VIEW_BASE_URL	https://view.htmlship.com	Public view URL used in page responses.
LANDING_BASE_URL	https://htmlship.com	Public landing URL.
SPACES_BUCKET	empty	If empty, use local blob storage; otherwise use DigitalOcean Spaces/S3.
SPACES_REGION	nyc3	Spaces/S3 region.
SPACES_ENDPOINT_URL	https://nyc3.digitaloceanspaces.com	Spaces/S3 endpoint.
SPACES_ACCESS_KEY / SPACES_SECRET_KEY	empty	Spaces/S3 credentials.
SECRET_KEY	development placeholder	Signs password-view session cookies. Use a strong value in production.
ENVIRONMENT	development	Enables API docs outside production and secure cookies in production.
LOG_LEVEL	info	Application log level.
MAX_PAYLOAD_BYTES	10485760	Server-side HTML size limit.
DEFAULT_EXPIRES_IN_MINUTES	empty	Optional default TTL (minutes) for new pages.

Architecture

One FastAPI process hosts the landing page, JSON API, and view renderer. HostRoutingMiddleware classifies requests by host and prevents API routes from being served on the view host.

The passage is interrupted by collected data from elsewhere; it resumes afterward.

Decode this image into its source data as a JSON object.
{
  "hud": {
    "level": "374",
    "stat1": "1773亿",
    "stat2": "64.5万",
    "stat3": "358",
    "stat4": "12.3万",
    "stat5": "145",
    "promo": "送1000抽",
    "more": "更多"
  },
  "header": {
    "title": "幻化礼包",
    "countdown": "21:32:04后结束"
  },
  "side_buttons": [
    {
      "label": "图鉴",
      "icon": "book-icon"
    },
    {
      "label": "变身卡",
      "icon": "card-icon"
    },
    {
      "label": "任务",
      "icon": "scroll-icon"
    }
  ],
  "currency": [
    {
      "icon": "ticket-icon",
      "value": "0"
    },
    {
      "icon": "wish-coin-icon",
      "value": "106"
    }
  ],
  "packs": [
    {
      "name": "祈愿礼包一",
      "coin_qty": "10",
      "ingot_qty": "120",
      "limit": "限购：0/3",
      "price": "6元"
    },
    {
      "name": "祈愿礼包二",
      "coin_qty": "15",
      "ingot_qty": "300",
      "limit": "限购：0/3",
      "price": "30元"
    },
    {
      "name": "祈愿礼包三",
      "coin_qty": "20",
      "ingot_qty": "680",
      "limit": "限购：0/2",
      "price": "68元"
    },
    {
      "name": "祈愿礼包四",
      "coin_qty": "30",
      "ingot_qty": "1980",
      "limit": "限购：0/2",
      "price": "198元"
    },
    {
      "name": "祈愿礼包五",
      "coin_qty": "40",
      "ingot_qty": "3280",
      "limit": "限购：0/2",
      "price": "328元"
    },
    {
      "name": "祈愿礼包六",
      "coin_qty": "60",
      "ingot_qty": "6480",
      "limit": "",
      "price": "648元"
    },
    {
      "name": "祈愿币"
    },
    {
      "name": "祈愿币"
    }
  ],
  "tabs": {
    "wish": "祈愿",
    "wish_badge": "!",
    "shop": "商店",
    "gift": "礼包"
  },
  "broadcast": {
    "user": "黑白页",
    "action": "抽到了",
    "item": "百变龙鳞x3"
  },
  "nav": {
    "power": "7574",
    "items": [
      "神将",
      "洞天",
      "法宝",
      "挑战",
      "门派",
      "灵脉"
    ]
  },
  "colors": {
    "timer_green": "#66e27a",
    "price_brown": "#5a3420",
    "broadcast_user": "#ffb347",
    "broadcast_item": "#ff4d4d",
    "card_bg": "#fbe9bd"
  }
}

Postgres stores page metadata, owner-key/password hashes, expiry, view counts, and parent-version links. HTML bodies are stored as blobs, either in LocalBlobStore for development/tests or DigitalOcean Spaces in production.

Project Layout

src/htmlship/        Public Python library + CLI
src/htmlship_server/ FastAPI app, API routers, storage, database models
src/htmlship_mcp/    MCP server (stdio) — Python
npm/                 Node CLI + MCP server (publishes as the `htmlship` npm package)
web/                 Static landing page
tests/               API, client, CLI, MCP, landing, and view tests (Python)
alembic/             Database migrations
deploy/              Production configs (nginx, systemd)
scripts/             Deploy and smoke-test scripts

The npm package mirrors the Python CLI surface and reads/writes the same ~/.htmlship/keys.json file format, so users can mix and match. The Node MCP server lives at htmlship mcp (subcommand) rather than a separate htmlship-mcp bin.